Adding -exec we can move files:

find . -type f -size +1M -exec mv "{}" large_files/ \;

This can be made into a loop using bash scripting:

for size in $(seq 2 -0.1 1)
do
mkdir -p "${size}"_files
find . -type f -size +"${size}"M -exec mv {} large_files/ \;
done

Here seq will generate the numbers between 2 and 1, in increments of 0.1, e.g. 2, 1.9 etc. We have to do it reverse order, as files bigger than 1MB will also match a 2MB file, thus use a negative increment.

mkdir will create a directory for each size, and find will find and move files into the directory.

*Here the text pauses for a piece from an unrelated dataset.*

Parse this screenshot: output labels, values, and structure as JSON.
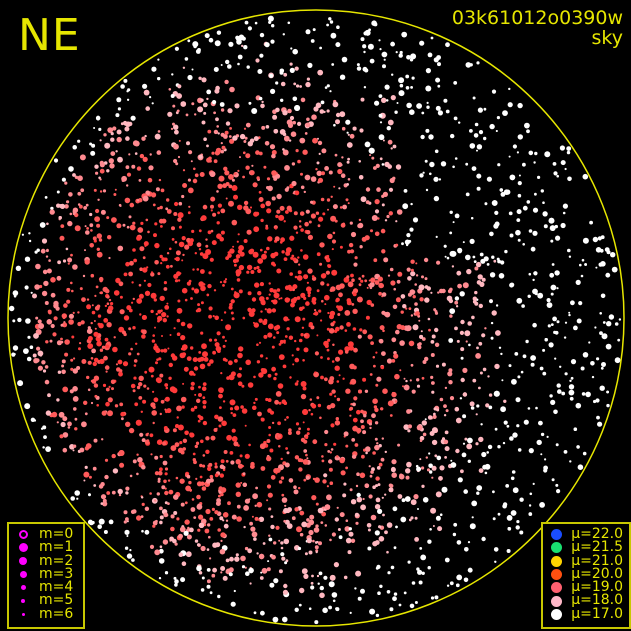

The -p ensures no error will be printed if the directory already exists.

Score:3
jp flag

In the Z Shell(zsh), utilizing its Glob Qualifiers, you can do something like this(from within the source directory):

With zsh's builtin function zmv:

% autoload zmv
%
% zmv -Q -n -- '*(.oL)' '/path/to/target/$f'

Notice: The option -n is for a dry-run ... When satisfied with the output, substitute it with -v(for verbosity) for actual moving to happen.

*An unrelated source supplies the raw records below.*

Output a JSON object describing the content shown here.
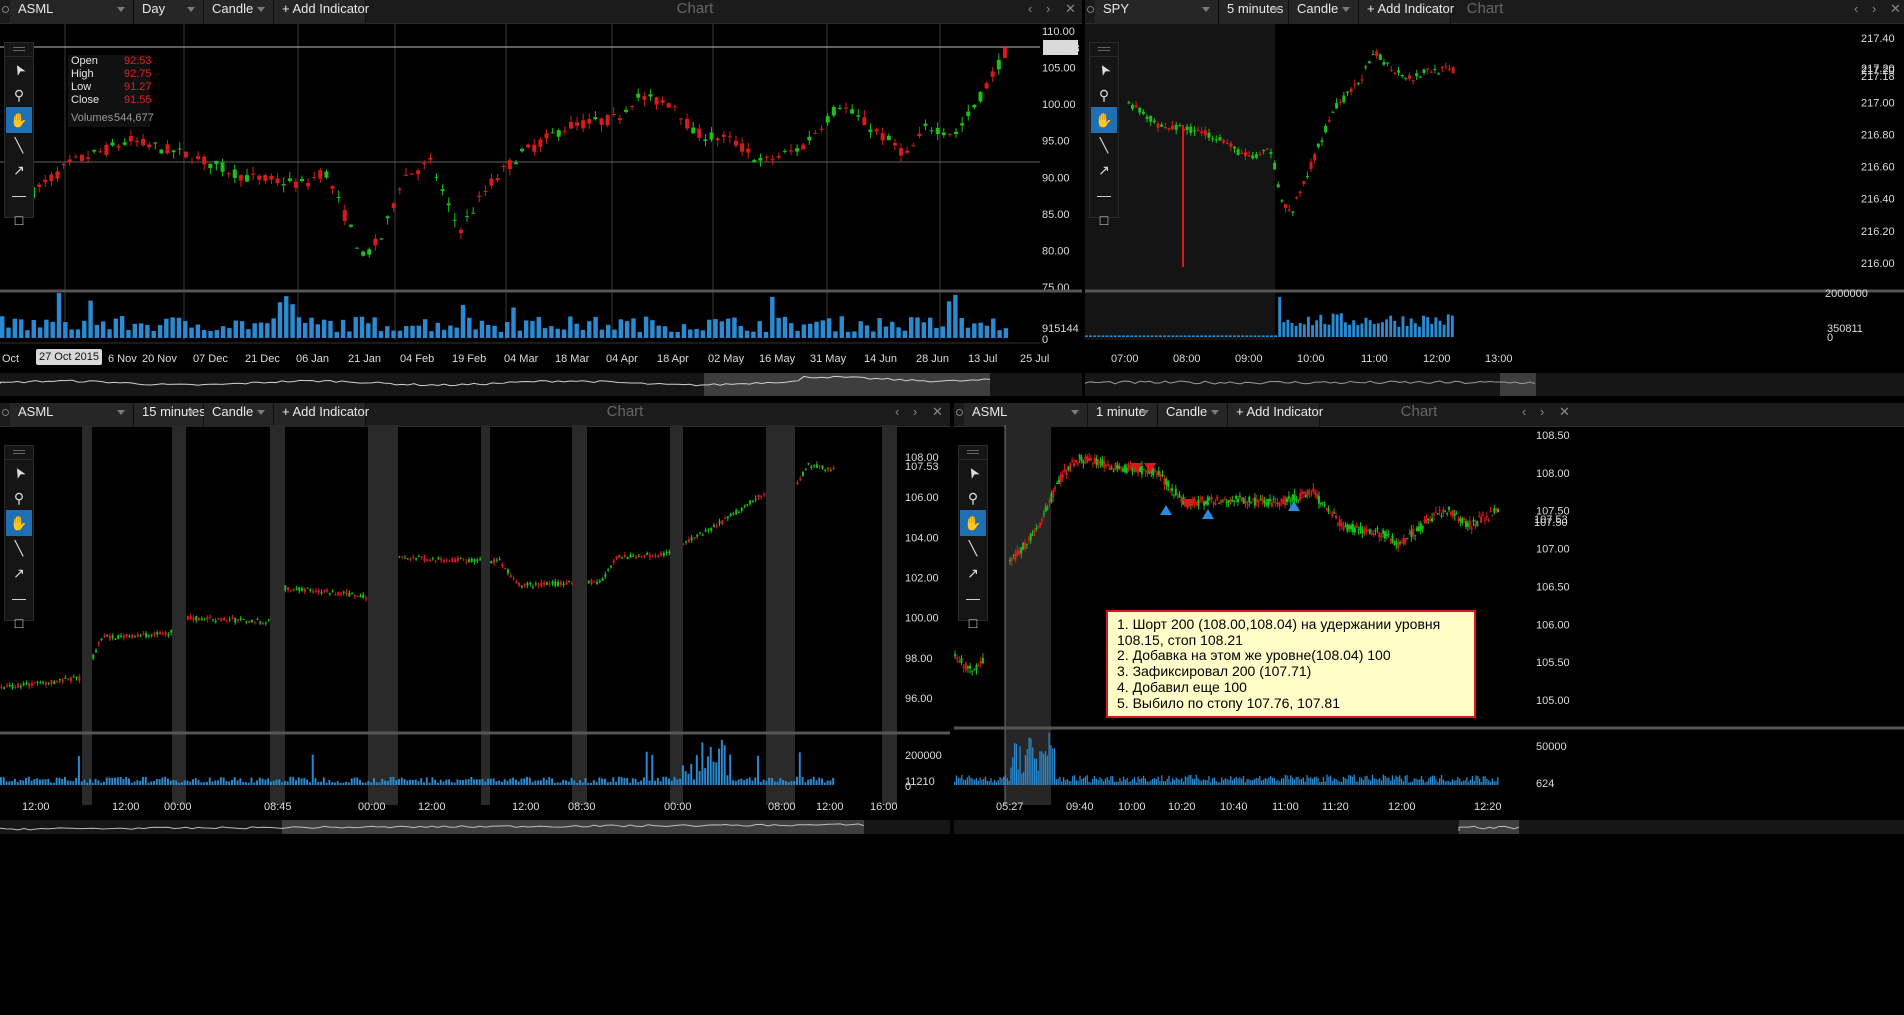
{
  "colors": {
    "up": "#19c119",
    "down": "#d81a1a",
    "volume": "#2a8ad2",
    "accent": "#1e6fb4"
  },
  "toolbar_icons": [
    "menu-grip-icon",
    "cursor-arrow-icon",
    "magnifier-icon",
    "hand-pan-icon",
    "line-tool-icon",
    "arrow-tool-icon",
    "horizontal-line-icon",
    "rectangle-tool-icon"
  ],
  "panels": {
    "tl": {
      "symbol": "ASML",
      "interval": "Day",
      "type": "Candle",
      "add": "+ Add Indicator",
      "title": "Chart",
      "yticks": [
        "110.00",
        "105.00",
        "100.00",
        "95.00",
        "90.00",
        "85.00",
        "80.00",
        "75.00"
      ],
      "price_tag": "107.58",
      "vol_label": "915144",
      "vol_zero": "0",
      "xticks": [
        "Oct",
        "6 Nov",
        "20 Nov",
        "07 Dec",
        "21 Dec",
        "06 Jan",
        "21 Jan",
        "04 Feb",
        "19 Feb",
        "04 Mar",
        "18 Mar",
        "04 Apr",
        "18 Apr",
        "02 May",
        "16 May",
        "31 May",
        "14 Jun",
        "28 Jun",
        "13 Jul",
        "25 Jul"
      ],
      "date_badge": "27 Oct 2015",
      "ohlc": {
        "open_label": "Open",
        "open": "92.53",
        "high_label": "High",
        "high": "92.75",
        "low_label": "Low",
        "low": "91.27",
        "close_label": "Close",
        "close": "91.55",
        "vol_label": "Volumes",
        "volume": "544,677"
      }
    },
    "tr": {
      "symbol": "SPY",
      "interval": "5 minutes",
      "type": "Candle",
      "add": "+ Add Indicator",
      "title": "Chart",
      "yticks": [
        "217.40",
        "217.20",
        "217.00",
        "216.80",
        "216.60",
        "216.40",
        "216.20",
        "216.00"
      ],
      "price_tags": [
        "217.20",
        "217.18"
      ],
      "vol_label": "350811",
      "vol_top": "2000000",
      "vol_zero": "0",
      "xticks": [
        "07:00",
        "08:00",
        "09:00",
        "10:00",
        "11:00",
        "12:00",
        "13:00"
      ]
    },
    "bl": {
      "symbol": "ASML",
      "interval": "15 minutes",
      "type": "Candle",
      "add": "+ Add Indicator",
      "title": "Chart",
      "yticks": [
        "108.00",
        "106.00",
        "104.00",
        "102.00",
        "100.00",
        "98.00",
        "96.00"
      ],
      "price_tag": "107.53",
      "vol_top": "200000",
      "vol_label": "11210",
      "vol_zero": "0",
      "xticks": [
        "12:00",
        "12:00",
        "00:00",
        "08:45",
        "00:00",
        "12:00",
        "12:00",
        "08:30",
        "00:00",
        "08:00",
        "12:00",
        "16:00"
      ]
    },
    "br": {
      "symbol": "ASML",
      "interval": "1 minute",
      "type": "Candle",
      "add": "+ Add Indicator",
      "title": "Chart",
      "yticks": [
        "108.50",
        "108.00",
        "107.50",
        "107.00",
        "106.50",
        "106.00",
        "105.50",
        "105.00"
      ],
      "price_tags": [
        "107.53",
        "107.50"
      ],
      "vol_top": "50000",
      "vol_label": "624",
      "xticks": [
        "05:27",
        "09:40",
        "10:00",
        "10:20",
        "10:40",
        "11:00",
        "11:20",
        "12:00",
        "12:20"
      ],
      "note": [
        "1. Шорт 200 (108.00,108.04) на удержании уровня",
        "  108.15, стоп 108.21",
        "2. Добавка на этом же уровне(108.04) 100",
        "3. Зафиксировал 200 (107.71)",
        "4. Добавил еще 100",
        "5. Выбило по стопу 107.76, 107.81"
      ]
    }
  }
}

or with external /bin/mv(First, see notice below for dry-run):

printf '%s\0' *(.oL) | xargs -0 mv -nv -t /path/to/target/ --

or to move one file at a time:

printf '%s\0' *(.oL) | xargs -0 -I {} mv -nv -- {} /path/to/target/

Notice: For a dry-run you can use something like this:

printf '%s\0' *(.oL) | xargs -0 stat --printf='Name: %n Size: %s\n'

Where in *(.oL):

  • . means plain files.
  • o means sort ascending.
  • L means by the size (length) of the files.